Tal A. Ish-Shalom
Classical scholars and ancient historians have long been concerned with issues of cultural interaction, performance, and change, especially under the often-problematized appellations of “Hellenization” and “Romanization.” The current vitality of research in this field, characterized by utilization of new evidence and increasing use of theory, is evident in recent works (e.g. Andrade 2013; Chrubasik 2017; Quinn 2018). These studies, however, tend to neglect the late and post-Seleucid Levant (c.164-63 BCE).
Filling this gap may improve our general understanding of cultural interaction and change, by treating a period that is qualitatively different in some key respects from those most often considered: by contrast to other periods of study, this is a period of neither stable Greco-Roman hegemony, nor the pre-Hellenistic age. Rather, it is an era characterized by memory of former Hellenistic power, contrasted with a reality of increasingly anarchic, multi-polar, geopolitics.
I argue that, in this period, rising local polities in the Levant, led by native elites (Phoenician states, the Hasmoneans and the Nabateans), paradoxically tended to adopt more Greek cultural idioms even as they became more independent of Hellenistic empires. I explain this phenomenon by arguing that these states, rather than acting within a dichotomy of accommodation or resistance to imperial power (Cf. Bagnall 1997), gradually came to see themselves as the successors of this power, and adopted Greek idioms to advertise and legitimize these imperialistic ambitions. Methodologically, I prioritize a regional, comparative approach, utilizing numismatic evidence, extant from all these states, to ameliorate the dearth and imbalance in the surviving literary record.

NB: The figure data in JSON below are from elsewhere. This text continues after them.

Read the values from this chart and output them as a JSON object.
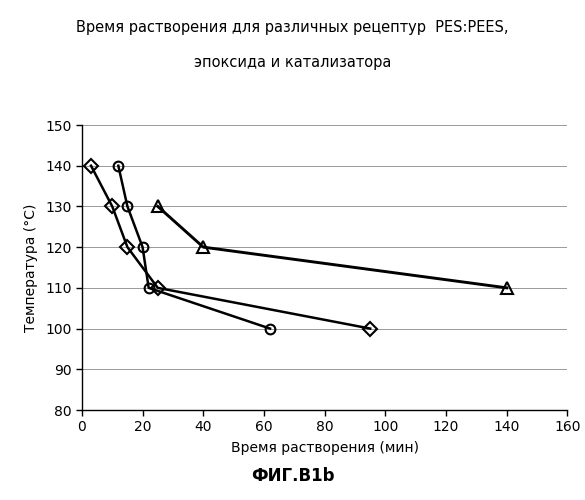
{
  "title_line1": "Время растворения для различных рецептур  PES:PEES,",
  "title_line2": "эпоксида и катализатора",
  "xlabel": "Время растворения (мин)",
  "ylabel": "Температура (°С)",
  "caption": "ФИГ.В1b",
  "xlim": [
    0,
    160
  ],
  "ylim": [
    80,
    150
  ],
  "xticks": [
    0,
    20,
    40,
    60,
    80,
    100,
    120,
    140,
    160
  ],
  "yticks": [
    80,
    90,
    100,
    110,
    120,
    130,
    140,
    150
  ],
  "series_diamond": {
    "x": [
      3,
      10,
      15,
      25,
      95
    ],
    "y": [
      140,
      130,
      120,
      110,
      100
    ]
  },
  "series_circle": {
    "x": [
      12,
      15,
      20,
      22,
      62
    ],
    "y": [
      140,
      130,
      120,
      110,
      100
    ]
  },
  "series_triangle": {
    "x": [
      25,
      40,
      140
    ],
    "y": [
      130,
      120,
      110
    ]
  },
  "background_color": "#ffffff",
  "grid_color": "#999999",
  "title_fontsize": 10.5,
  "axis_label_fontsize": 10,
  "tick_fontsize": 10,
  "caption_fontsize": 12,
  "linewidth": 1.8,
  "markersize": 7
}
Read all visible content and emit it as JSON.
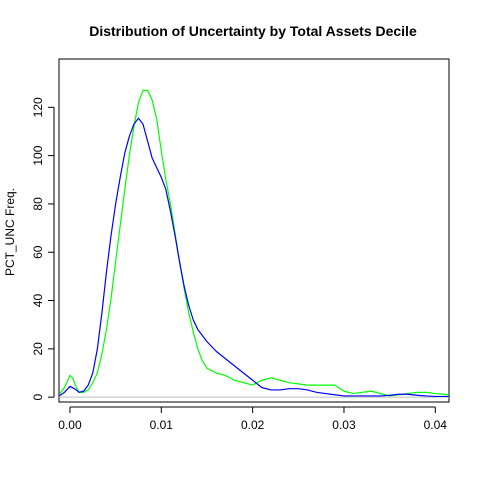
{
  "chart_data": {
    "type": "line",
    "title": "Distribution of Uncertainty by Total Assets Decile",
    "xlabel": "",
    "ylabel": "PCT_UNC Freq.",
    "xlim": [
      -0.0012,
      0.0415
    ],
    "ylim": [
      -2,
      140
    ],
    "x_ticks": [
      0.0,
      0.01,
      0.02,
      0.03,
      0.04
    ],
    "x_tick_labels": [
      "0.00",
      "0.01",
      "0.02",
      "0.03",
      "0.04"
    ],
    "y_ticks": [
      0,
      20,
      40,
      60,
      80,
      100,
      120
    ],
    "y_tick_labels": [
      "0",
      "20",
      "40",
      "60",
      "80",
      "100",
      "120"
    ],
    "baseline": 0,
    "grid": false,
    "colors": {
      "baseline": "#bebebe"
    },
    "series": [
      {
        "color": "#0000ff",
        "points": [
          [
            -0.0012,
            0.5
          ],
          [
            -0.0006,
            2
          ],
          [
            0.0,
            4.5
          ],
          [
            0.0005,
            3.5
          ],
          [
            0.001,
            2.0
          ],
          [
            0.0015,
            2.5
          ],
          [
            0.002,
            5
          ],
          [
            0.0025,
            10
          ],
          [
            0.003,
            20
          ],
          [
            0.0035,
            35
          ],
          [
            0.004,
            52
          ],
          [
            0.0045,
            67
          ],
          [
            0.005,
            80
          ],
          [
            0.0055,
            91
          ],
          [
            0.006,
            101
          ],
          [
            0.0065,
            108
          ],
          [
            0.007,
            113
          ],
          [
            0.0075,
            115.5
          ],
          [
            0.008,
            113
          ],
          [
            0.0085,
            106
          ],
          [
            0.009,
            99
          ],
          [
            0.0095,
            95
          ],
          [
            0.01,
            91
          ],
          [
            0.0105,
            86
          ],
          [
            0.011,
            77
          ],
          [
            0.0115,
            67
          ],
          [
            0.012,
            56
          ],
          [
            0.0125,
            46
          ],
          [
            0.013,
            38
          ],
          [
            0.0135,
            32
          ],
          [
            0.014,
            28
          ],
          [
            0.015,
            23
          ],
          [
            0.016,
            19
          ],
          [
            0.017,
            16
          ],
          [
            0.018,
            13
          ],
          [
            0.019,
            10
          ],
          [
            0.02,
            7
          ],
          [
            0.021,
            4
          ],
          [
            0.022,
            3
          ],
          [
            0.023,
            3
          ],
          [
            0.024,
            3.5
          ],
          [
            0.025,
            3.5
          ],
          [
            0.026,
            3
          ],
          [
            0.027,
            2
          ],
          [
            0.028,
            1.5
          ],
          [
            0.029,
            1
          ],
          [
            0.03,
            0.5
          ],
          [
            0.031,
            0.5
          ],
          [
            0.032,
            0.5
          ],
          [
            0.033,
            0.5
          ],
          [
            0.034,
            0.5
          ],
          [
            0.035,
            0.8
          ],
          [
            0.036,
            1.2
          ],
          [
            0.037,
            1.2
          ],
          [
            0.038,
            0.8
          ],
          [
            0.039,
            0.5
          ],
          [
            0.04,
            0.3
          ],
          [
            0.041,
            0.3
          ],
          [
            0.0415,
            0.3
          ]
        ]
      },
      {
        "color": "#00ff00",
        "points": [
          [
            -0.0012,
            1
          ],
          [
            -0.0006,
            4
          ],
          [
            0.0,
            9
          ],
          [
            0.0003,
            8
          ],
          [
            0.0007,
            4
          ],
          [
            0.001,
            2
          ],
          [
            0.0015,
            2
          ],
          [
            0.002,
            3
          ],
          [
            0.0025,
            6
          ],
          [
            0.003,
            10
          ],
          [
            0.0035,
            18
          ],
          [
            0.004,
            28
          ],
          [
            0.0045,
            41
          ],
          [
            0.005,
            56
          ],
          [
            0.0055,
            71
          ],
          [
            0.006,
            86
          ],
          [
            0.0065,
            100
          ],
          [
            0.007,
            112
          ],
          [
            0.0075,
            122
          ],
          [
            0.008,
            127
          ],
          [
            0.0085,
            127
          ],
          [
            0.009,
            123
          ],
          [
            0.0095,
            115
          ],
          [
            0.01,
            102
          ],
          [
            0.0105,
            90
          ],
          [
            0.011,
            80
          ],
          [
            0.0115,
            68
          ],
          [
            0.012,
            56
          ],
          [
            0.0125,
            45
          ],
          [
            0.013,
            35
          ],
          [
            0.0135,
            27
          ],
          [
            0.014,
            20
          ],
          [
            0.0145,
            15
          ],
          [
            0.015,
            12
          ],
          [
            0.016,
            10
          ],
          [
            0.017,
            9
          ],
          [
            0.018,
            7
          ],
          [
            0.019,
            6
          ],
          [
            0.02,
            5
          ],
          [
            0.021,
            7
          ],
          [
            0.022,
            8
          ],
          [
            0.023,
            7
          ],
          [
            0.024,
            6
          ],
          [
            0.025,
            5.5
          ],
          [
            0.026,
            5
          ],
          [
            0.027,
            5
          ],
          [
            0.028,
            5
          ],
          [
            0.029,
            5
          ],
          [
            0.03,
            2.5
          ],
          [
            0.031,
            1.5
          ],
          [
            0.032,
            2
          ],
          [
            0.033,
            2.5
          ],
          [
            0.034,
            1.5
          ],
          [
            0.035,
            0.5
          ],
          [
            0.036,
            1
          ],
          [
            0.037,
            1.5
          ],
          [
            0.038,
            2
          ],
          [
            0.039,
            2
          ],
          [
            0.04,
            1.5
          ],
          [
            0.041,
            1.2
          ],
          [
            0.0415,
            1
          ]
        ]
      }
    ]
  }
}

Starting in 169/8 BCE Phoenician cities began issuing “quasi-municipal” coinage, with legends advertising rival claims of “motherhood” over their neighbors, alluding to an imagined, common, and implicitly pre-Hellenistic, past, and doing so in the Phoenician language only. Contrary to the views of some, it is becoming increasingly clear that these coins were a product of a top-down policy of Seleucid Antiochus IV, and, despite their supposed discourse of autonomy, are in fact artefacts of Seleucid power (cf. Duyrat 2005; Houghton, Lorber, and Hoover 2008; Lorber 2015).
Similarly, though the Hasmonean state was formed in the aftermath of the Makkabean revolt against the Seleucids, the first Hasmonean coins were produced under John Hyrcanus (135-104 BCE), who experienced periods of vassalage to the Seleucids. These coins, however, included only Hebrew legends (in Paleo-Hebrew script) using traditional terminology of high-priesthood and a Jewish communal structure (Meshorer 2001; Rappaport 2013).
By contrast, when the Phoenician cities and the Hasmoneans gained greater independence, they started issuing coins that appear far more Greek, abandoning or tuning-down public discourse of particularism and references to the Pre-Hellenistic past: in the turn of the second-century BCE, civic Phoenician coins introduced Greek legends, abandoned all “nationalistic” elements alluding to a pre-Hellenistic past, and, at best, relegated Phoenician script to secondary position (Hill 1910 cf. Kushnir-Stein 2001; Iossif 2011). The Hasmonean leader Alexander Jannaeus (103-76 BCE) issued new types featuring bilingual Greek and Hebrew legends, rather than purely Hebrew as previously, in which Jannaeus is entitled “king” (מלך, βασιλεύς), rather than using the traditional designation of high-priest like his predecessors (Meshorer 2001; Rappaport 2013).
The Nabateans, who, like Jannaeus, began exploiting Seleucid weakness for territorial expansion, also began issuing coins bearing Greek legends, in which Nabatean king Aretas III (c.84-71 BCE), termed himself “philhellenos,” thereby hoping to legitimize himself to his new subjects (Meshorer 1975; Schmitt-Korte 1990; Kushnir-Stein 2001; Schwentzel 2013). Aretas’ policy seems to add plausibility to interpreting the discourse of his contemporary Jannaeus, and of Phoenician cities, in a similarly imperialistic vein. This, in turn, suggests a re-interpretation of the history of the era as that of a multi-player competition for Seleucid succession. A rivalry whose significance was obscured by Rome’s later, long-lasting, conquest of the area.
If accepted, my argument would reveal new aspects of the late-Hellenistic period, demonstrate the potential of additional interdisciplinary studies, and further nuance our understanding of “Hellenization”.